I can't ever recall a time that the demeanor of a Kansas City Chiefs head coach was under so much scrutiny by fans and the media. It's gotten so bad that conspiracy theories are starting to surface. People are going over game tapes to see if Todd Haley is being targeted by evil network TV directors intent on ruining his career for the sake of a few ratings points.
Perhaps it is time for a dose of reality.
Let's start with this: nobody - and this includes you, me and Jason Whitlock - has any real handle on what it takes to motivate professional athletes. That is, of course, unless you have been the head coach of a professional sports team.
Oh, sure… we all think we have a pretty good idea. Most of us have jobs. Some of us have kids. There are those among us who have been in the military, taught school, or run businesses. A few of us have even played or coached sports at the high school or college level.
And all of us are using our experience in these areas to support our opinions on Todd Haley's demeanor. They fall into two general categories: a) that Todd Haley is an out of control maniac whose emotional outbursts will eventually cause him to lose control of his team, or b) that Todd Haley is a great head coach whose outbursts are giving the team the discipline it needs, and forcing players to be accountable for their play.
People on both sides of issue can make compelling arguments based on their own experiences in various hierarchial models. But none of these models are really quite like a professional sports team. They all have the same flaw: none of them include employees (or students, soldiers, or athletes) who are all proud, talented young men - some of them very immature, with little or no real life experience - and who, after years of work, have reached the mountaintop. They've signed contracts worth at least half a million dollars a year - often for much more - and are besieged by fans who want their autograph at every turn. None of us know what that's like, or what it takes to motivate young men like these to give 110%.

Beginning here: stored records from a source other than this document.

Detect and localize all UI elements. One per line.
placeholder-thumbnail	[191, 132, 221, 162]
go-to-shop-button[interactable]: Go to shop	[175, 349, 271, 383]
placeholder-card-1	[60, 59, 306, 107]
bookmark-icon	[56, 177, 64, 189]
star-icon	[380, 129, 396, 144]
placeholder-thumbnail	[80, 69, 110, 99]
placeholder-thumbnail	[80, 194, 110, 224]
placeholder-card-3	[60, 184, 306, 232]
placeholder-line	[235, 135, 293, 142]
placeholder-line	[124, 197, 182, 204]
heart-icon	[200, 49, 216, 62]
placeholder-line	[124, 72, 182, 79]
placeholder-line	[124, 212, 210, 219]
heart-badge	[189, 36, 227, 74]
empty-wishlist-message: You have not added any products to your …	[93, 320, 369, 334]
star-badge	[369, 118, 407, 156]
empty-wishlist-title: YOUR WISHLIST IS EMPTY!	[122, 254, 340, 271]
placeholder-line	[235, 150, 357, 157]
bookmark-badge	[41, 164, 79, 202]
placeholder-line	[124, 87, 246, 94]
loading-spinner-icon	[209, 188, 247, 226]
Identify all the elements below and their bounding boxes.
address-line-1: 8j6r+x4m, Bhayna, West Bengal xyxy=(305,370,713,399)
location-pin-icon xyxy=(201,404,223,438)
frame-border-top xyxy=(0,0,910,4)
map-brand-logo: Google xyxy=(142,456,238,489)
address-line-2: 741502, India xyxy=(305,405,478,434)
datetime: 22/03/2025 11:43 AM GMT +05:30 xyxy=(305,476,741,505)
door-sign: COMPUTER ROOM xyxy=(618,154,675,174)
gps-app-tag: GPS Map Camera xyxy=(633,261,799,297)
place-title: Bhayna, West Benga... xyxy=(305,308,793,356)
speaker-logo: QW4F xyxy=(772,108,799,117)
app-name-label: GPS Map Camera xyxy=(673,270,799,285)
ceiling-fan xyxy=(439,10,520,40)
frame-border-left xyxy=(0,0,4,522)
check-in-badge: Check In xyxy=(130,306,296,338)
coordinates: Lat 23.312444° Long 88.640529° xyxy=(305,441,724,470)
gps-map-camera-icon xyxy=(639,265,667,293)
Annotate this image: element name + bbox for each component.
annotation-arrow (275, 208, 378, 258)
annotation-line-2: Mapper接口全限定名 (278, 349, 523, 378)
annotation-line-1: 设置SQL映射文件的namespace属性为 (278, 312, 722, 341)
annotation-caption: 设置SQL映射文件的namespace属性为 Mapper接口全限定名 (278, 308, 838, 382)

You may, for example, have a pretty good idea of what it takes to motivate the people who work in your restaurant. But your patrons don't come in to the place wearing jerseys bearing the numbers worn by your cooks and waitresses, do they? You might know exactly what it takes to get your students to perform at a high level in class. But would those techniques work if your students were making ten times your salary just to show up? You may have been a lieutenant who found a way to turn a group of raw recruits into a sharp platoon. But what you did might not have worked if those recruits returned to their barracks each night and found a line of autograph seekers and groupies waiting for them.
I will accept that those who have played or coached sports at the high school or college level might have a better idea of what it takes than most of us. But even at the major college level - with its full ride scholarships, under-the-table deals for cars, posh living arrangements and pocket money for stars - athletes are still self-motivated to reach the final destination: the pros. Once they reach that pinnacle, all bets are off.
So we are left with the examples provided by successful professional coaches. Some point Bill Parcells and Bill Cowher to show that Todd Haley is on the right track. But for every Parcells there is a Tom Landry, and for every Cowher there is a Dick Vermeil. The fact is that among pro sports coaches, there is no single personality type that consistently provides success.
In the specific case of the Chiefs, the issue has been clouded by the huge contrast in style between Haley and his predecessor Herm Edwards. For many, Edwards' passive style on the sidelines was seen as a symptom of everything that was wrong with the Chiefs, and they enthusiastically welcomed Haley's fiery antics. In truth, how Edwards behaved on sideline had little to do with his W/L record. Likewise, what Haley does on the sideline will very likely make little real difference in the fortunes of the team under his stewardship.
I will admit that the first outburst I noticed this season - when Haley could be clearly seen telling Brodie Croyle to "snap the f---ing ball" after Croyle had called a timeout - disquieted me. And I found myself nodding approval when Haley later said he had realized he needed to dial it down a notch or two.
But over time, I have come to realize that Todd Haley has enough on his plate without having to rein in his personality. It's hard enough to coach an NFL team - especially if you're wearing multiple hats. Let's not make it harder than it has to be.
Todd Haley will have best chance for success if he is simply allowed to be who he is - whatever that may be. He will succeed or fail on the basis of his ability to coach this team - not on his personality type. On this issue at least, let's leave the man alone - and stop arguing over stuff none of us really know anything about.